De acordo com o Kremlin, Putin afirmou que os soldados russos cumprem um papel comparável ao de Jesus Cristo, ao defender a Pátria e proteger o povo russo. “Costumamos chamar o Senhor de Salvador porque Ele veio à Terra para salvar todas as pessoas. Da mesma forma, os guerreiros da Rússia sempre cumpriram essa missão”, disse o presidente, segundo transcrição oficial.

Putin na celebração do Natal ortodoxo de 2019, em São Petersburgo (Foto: WikiCommons)

Putin ressaltou que, ao longo da história da Rússia, os militares sempre foram vistos como agentes de uma “missão sagrada” em nome de Deus, como se tivessem sido incumbidos “diretamente pelo Senhor”. O presidente também se dirigiu aos filhos de militares, afirmando que eles têm o direito de se orgulhar dos pais, destacando que o orgulho pelos soldados é um sentimento constante na sociedade russa.

O líder russo acrescentou que o espírito do Natal é compartilhado por todas as tropas do país, inclusive por militares de outras religiões.
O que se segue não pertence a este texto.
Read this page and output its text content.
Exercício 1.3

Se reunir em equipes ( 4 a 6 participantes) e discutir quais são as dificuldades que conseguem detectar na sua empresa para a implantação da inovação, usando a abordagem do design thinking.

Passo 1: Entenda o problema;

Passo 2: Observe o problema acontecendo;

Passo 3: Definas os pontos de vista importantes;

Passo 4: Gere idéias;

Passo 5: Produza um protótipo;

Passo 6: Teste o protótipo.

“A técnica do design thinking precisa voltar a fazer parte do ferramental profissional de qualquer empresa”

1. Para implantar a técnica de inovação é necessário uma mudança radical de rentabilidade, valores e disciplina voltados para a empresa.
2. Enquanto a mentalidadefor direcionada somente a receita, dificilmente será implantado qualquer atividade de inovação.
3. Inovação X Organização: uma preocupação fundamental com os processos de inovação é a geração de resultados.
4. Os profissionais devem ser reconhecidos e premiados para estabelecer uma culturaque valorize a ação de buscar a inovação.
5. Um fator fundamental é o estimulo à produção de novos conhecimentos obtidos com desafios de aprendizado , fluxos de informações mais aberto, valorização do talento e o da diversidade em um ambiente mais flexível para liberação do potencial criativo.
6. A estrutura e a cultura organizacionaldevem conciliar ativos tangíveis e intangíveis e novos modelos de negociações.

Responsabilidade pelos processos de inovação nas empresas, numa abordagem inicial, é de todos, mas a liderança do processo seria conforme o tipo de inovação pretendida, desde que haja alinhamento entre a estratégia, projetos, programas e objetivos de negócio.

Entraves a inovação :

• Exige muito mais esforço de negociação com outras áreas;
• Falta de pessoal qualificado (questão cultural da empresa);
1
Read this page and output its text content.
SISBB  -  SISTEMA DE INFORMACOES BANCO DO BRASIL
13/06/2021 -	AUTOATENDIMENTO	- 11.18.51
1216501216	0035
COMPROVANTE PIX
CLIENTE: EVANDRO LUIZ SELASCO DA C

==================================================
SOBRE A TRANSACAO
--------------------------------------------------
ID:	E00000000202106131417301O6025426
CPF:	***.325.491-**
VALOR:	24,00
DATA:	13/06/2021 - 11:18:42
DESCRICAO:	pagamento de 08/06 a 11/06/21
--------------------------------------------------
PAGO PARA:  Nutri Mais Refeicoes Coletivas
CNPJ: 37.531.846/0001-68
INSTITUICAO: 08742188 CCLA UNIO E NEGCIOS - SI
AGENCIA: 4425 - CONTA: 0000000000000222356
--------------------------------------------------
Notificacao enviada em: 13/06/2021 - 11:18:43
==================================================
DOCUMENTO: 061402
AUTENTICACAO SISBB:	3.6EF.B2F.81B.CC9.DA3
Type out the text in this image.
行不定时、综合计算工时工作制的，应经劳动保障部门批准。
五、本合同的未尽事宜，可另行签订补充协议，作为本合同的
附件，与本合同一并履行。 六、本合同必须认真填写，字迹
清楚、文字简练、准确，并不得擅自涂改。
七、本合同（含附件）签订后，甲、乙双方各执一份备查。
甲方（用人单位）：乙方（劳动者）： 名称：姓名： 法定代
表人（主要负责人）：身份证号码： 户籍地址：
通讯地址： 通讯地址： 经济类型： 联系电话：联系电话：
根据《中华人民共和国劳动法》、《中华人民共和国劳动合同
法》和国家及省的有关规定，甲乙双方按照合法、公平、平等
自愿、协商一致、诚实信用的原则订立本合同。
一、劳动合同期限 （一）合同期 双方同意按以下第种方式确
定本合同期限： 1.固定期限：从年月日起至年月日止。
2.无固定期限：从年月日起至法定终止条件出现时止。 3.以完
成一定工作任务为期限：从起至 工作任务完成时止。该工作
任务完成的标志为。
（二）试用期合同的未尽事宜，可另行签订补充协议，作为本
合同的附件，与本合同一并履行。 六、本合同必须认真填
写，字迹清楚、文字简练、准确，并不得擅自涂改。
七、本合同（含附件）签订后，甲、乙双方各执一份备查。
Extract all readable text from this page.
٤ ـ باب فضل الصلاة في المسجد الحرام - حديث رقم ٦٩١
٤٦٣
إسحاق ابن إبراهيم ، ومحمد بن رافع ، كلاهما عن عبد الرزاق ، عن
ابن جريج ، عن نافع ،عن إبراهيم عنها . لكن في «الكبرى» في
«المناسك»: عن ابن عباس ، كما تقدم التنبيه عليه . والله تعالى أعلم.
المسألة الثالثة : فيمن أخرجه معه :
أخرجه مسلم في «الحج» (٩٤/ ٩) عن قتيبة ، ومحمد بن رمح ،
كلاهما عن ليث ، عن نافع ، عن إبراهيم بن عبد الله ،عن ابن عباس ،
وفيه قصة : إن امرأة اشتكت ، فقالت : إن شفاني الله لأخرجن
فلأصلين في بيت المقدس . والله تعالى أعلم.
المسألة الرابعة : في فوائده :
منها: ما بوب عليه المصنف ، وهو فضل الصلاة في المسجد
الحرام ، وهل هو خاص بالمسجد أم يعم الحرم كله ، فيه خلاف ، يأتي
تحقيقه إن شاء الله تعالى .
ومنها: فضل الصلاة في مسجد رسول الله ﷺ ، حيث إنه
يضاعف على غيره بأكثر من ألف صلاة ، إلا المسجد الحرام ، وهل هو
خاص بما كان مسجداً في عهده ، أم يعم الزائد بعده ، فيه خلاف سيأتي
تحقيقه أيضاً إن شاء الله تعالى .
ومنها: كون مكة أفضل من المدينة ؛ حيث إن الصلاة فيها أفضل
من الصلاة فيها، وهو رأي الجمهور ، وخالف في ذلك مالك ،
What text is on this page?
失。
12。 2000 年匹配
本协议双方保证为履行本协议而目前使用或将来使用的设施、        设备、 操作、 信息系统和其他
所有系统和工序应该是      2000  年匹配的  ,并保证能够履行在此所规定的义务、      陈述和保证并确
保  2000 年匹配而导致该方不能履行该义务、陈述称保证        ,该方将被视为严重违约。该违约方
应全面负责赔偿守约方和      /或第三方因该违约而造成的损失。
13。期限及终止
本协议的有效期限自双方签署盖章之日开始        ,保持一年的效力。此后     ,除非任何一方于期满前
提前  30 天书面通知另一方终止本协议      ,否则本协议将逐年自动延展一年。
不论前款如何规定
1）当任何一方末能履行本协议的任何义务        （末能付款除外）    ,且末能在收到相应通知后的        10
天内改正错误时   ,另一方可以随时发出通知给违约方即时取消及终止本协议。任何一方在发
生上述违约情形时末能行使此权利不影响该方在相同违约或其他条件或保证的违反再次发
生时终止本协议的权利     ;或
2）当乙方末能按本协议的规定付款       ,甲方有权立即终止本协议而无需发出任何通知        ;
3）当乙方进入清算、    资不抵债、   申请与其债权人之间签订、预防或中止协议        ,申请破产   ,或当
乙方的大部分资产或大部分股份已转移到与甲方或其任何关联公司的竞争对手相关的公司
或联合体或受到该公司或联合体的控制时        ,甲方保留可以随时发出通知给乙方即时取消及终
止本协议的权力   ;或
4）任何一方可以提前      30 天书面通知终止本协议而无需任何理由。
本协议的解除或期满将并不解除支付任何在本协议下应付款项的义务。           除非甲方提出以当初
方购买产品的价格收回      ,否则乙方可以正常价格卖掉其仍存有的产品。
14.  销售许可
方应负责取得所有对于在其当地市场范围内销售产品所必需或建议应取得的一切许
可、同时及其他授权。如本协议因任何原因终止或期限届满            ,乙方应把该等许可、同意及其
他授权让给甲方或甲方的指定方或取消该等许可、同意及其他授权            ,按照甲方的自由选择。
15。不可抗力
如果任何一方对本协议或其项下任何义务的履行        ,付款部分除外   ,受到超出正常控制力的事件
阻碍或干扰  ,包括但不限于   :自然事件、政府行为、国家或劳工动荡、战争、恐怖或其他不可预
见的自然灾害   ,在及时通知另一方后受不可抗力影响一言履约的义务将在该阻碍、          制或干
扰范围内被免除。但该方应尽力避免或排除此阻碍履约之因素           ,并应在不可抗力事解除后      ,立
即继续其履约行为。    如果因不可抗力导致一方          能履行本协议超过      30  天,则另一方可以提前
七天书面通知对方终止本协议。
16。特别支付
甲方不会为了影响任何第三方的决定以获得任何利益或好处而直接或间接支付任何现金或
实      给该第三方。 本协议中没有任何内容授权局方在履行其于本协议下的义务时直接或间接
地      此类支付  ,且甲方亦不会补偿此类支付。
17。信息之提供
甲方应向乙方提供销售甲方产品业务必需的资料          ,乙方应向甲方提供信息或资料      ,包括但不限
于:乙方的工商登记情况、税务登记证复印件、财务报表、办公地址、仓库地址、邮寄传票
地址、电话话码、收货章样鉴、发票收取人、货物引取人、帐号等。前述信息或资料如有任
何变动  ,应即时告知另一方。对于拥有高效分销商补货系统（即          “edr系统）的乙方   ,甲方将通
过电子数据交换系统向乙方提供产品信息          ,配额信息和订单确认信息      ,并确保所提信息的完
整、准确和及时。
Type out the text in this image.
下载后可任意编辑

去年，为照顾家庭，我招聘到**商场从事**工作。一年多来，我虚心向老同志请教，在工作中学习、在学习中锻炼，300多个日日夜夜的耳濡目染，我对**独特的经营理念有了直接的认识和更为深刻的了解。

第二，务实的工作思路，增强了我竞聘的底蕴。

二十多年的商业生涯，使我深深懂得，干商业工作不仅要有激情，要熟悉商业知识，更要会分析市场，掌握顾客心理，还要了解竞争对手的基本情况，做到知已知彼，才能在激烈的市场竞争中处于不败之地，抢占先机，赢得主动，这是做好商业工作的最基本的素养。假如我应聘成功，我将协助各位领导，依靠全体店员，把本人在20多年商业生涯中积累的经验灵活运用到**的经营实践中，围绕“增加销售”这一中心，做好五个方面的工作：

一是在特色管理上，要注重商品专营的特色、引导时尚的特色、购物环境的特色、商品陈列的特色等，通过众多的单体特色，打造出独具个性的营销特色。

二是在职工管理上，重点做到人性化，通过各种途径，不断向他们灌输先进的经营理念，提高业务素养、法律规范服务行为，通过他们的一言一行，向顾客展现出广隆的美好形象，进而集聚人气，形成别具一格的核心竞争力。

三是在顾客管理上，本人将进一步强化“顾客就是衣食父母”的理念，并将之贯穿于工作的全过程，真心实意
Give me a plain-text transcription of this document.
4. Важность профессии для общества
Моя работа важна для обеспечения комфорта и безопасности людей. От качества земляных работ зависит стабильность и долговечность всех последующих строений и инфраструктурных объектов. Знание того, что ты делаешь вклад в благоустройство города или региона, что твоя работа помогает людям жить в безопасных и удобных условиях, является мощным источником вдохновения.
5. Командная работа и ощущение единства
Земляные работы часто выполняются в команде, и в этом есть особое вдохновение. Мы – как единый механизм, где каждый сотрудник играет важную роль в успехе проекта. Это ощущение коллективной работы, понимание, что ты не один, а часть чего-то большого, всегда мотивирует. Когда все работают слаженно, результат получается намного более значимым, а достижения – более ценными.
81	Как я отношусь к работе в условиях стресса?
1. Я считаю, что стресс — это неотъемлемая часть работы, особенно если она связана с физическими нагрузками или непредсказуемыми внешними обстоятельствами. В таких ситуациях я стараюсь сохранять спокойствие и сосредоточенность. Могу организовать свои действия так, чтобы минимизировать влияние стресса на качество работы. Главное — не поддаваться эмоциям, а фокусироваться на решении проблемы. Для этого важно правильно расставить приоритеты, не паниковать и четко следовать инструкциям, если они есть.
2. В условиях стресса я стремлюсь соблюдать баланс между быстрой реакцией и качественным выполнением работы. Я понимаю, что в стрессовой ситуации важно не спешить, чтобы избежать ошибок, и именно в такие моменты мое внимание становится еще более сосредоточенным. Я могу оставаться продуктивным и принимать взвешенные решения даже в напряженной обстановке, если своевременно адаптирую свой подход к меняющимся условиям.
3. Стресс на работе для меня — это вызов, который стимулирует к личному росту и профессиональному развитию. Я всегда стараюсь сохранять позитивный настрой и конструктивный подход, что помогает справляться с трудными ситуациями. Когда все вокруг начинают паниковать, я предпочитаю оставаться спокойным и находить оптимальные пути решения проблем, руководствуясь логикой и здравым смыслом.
Segundo ele, a celebração dos feriados religiosos e as vitórias militares são vividas de forma coletiva. “Como é sabido, a vitória é sempre de todos”, afirmou.

Desde o início da invasão em grande escala da Ucrânia, em fevereiro de 2022, Putin tem intensificado o discurso de valorização das Forças Armadas e da unidade nacional. Em seu pronunciamento de Ano Novo, realizado na semana passada, ele afirmou que milhões de russos apoiam os soldados envolvidos no que Moscou define como “operação militar especial”.

Segundo estimativas de países ocidentais, a Rússia sofreu centenas de milhares de baixas militares desde o início do conflito, enquanto a Ucrânia perdeu dezenas de milhares de soldados. As perdas têm afetado de forma desproporcional povos indígenas e regiões étnicas da Federação Russa, que concentram parte significativa da mobilização militar.

A ONU (Organização das Nações Unidas) estima que mais de 14 mil civis ucranianos morreram em quase quatro anos de guerra e acusam a Rússia de cometer crimes contra a humanidade contra a população civil na Ucrânia.